Skip to content

异常值检测

异常值(离群点)是指与其他观测值显著不同的数据点,需要特别处理。

统计方法检测

python
import pandas as pd
import numpy as np

df = pd.DataFrame({
    '分数': [85, 90, 78, 92, 88, 95, 30, 87, 91, 200]
})

# 使用描述统计查看异常
print(df.describe())

# 计算Z分数
from scipy import stats
z_scores = np.abs(stats.zscore(df['分数']))
print(f"Z分数: {z_scores}")

# 标记Z分数大于3的异常值
outliers = df[z_scores > 3]
print(f"异常值: {outliers}")

箱线图法

python
# 计算四分位数
Q1 = df['分数'].quantile(0.25)
Q3 = df['分数'].quantile(0.75)
IQR = Q3 - Q1

# 定义异常值范围
lower_bound = Q1 - 1.5 * IQR
upper_bound = Q3 + 1.5 * IQR

print(f"下界: {lower_bound}, 上界: {upper_bound}")

# 检测异常值
outliers = df[(df['分数'] < lower_bound) | (df['分数'] > upper_bound)]
print(f"异常值:\n{outliers}")

# 标记异常值
df['是否异常'] = (df['分数'] < lower_bound) | (df['分数'] > upper_bound)
print(df)

百分位数法

python
# 使用百分位数检测异常值
lower_percentile = df['分数'].quantile(0.01)
upper_percentile = df['分数'].quantile(0.99)

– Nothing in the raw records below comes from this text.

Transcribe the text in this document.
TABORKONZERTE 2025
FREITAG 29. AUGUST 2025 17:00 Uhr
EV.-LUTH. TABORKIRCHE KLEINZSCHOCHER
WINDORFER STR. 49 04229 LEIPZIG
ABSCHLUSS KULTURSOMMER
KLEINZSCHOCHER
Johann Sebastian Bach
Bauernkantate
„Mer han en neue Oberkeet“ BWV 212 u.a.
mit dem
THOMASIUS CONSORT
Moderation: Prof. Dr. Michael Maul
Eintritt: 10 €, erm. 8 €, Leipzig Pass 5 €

print(f"1%分位数: {lower_percentile}")
print(f"99%分位数: {upper_percentile}")

# 标记异常值
df['是否异常'] = (df['分数'] < lower_percentile) | (df['分数'] > upper_percentile)
print(df)

处理异常值

删除异常值

python
# 删除异常值
df_clean = df[(df['分数'] >= lower_bound) & (df['分数'] <= upper_bound)]
print(df_clean)

替换异常值

python
# 用边界值替换
df['分数处理'] = df['分数'].clip(lower=lower_bound, upper=upper_bound)
print(df)

# 用中位数替换
df['分数处理'] = df['分数'].where(
    (df['分数'] >= lower_bound) & (df['分数'] <= upper_bound),
    df['分数'].median()
)
print(df)

对数变换

python
# 对数变换减少异常值影响
df['分数对数'] = np.log1p(df['分数'])
print(df)

分组检测异常值

python
df = pd.DataFrame({
    '班级': ['A', 'A', 'A', 'B', 'B', 'B'],
    '分数': [85, 90, 30, 78, 200, 88]
})

def detect_outliers(group):
    Q1 = group['分数'].quantile(0.25)
    Q3 = group['分数'].quantile(0.75)
    IQR = Q3 - Q1
    lower = Q1 - 1.5 * IQR
    upper = Q3 + 1.5 * IQR
    group['是否异常'] = (group['分数'] < lower) | (group['分数'] > upper)
    return group

df = df.groupby('班级').apply(detect_outliers)
print(df)

多变量异常检测

python
df = pd.DataFrame({
    '身高': [170, 165, 180, 175, 168, 300],
    '体重': [65, 55, 80, 70, 60, 200]
})

# 使用马氏距离检测多变量异常值
from scipy.spatial.distance import mahalanobis

def mahalanobis_outliers(df):
    mean = df.mean()
    cov = df.cov()
    inv_cov = np.linalg.inv(cov)
    
    distances = []
    for i in range(len(df)):
        d = mahalanobis(df.iloc[i], mean, inv_cov)
        distances.append(d)
    
    df['马氏距离'] = distances
    df['是否异常'] = df['马氏距离'] > np.percentile(distances, 95)
    return df

df = mahalanobis_outliers(df)
print(df)

异常值检测是数据质量控制的重要环节,选择合适的检测方法可以有效识别和处理异常数据。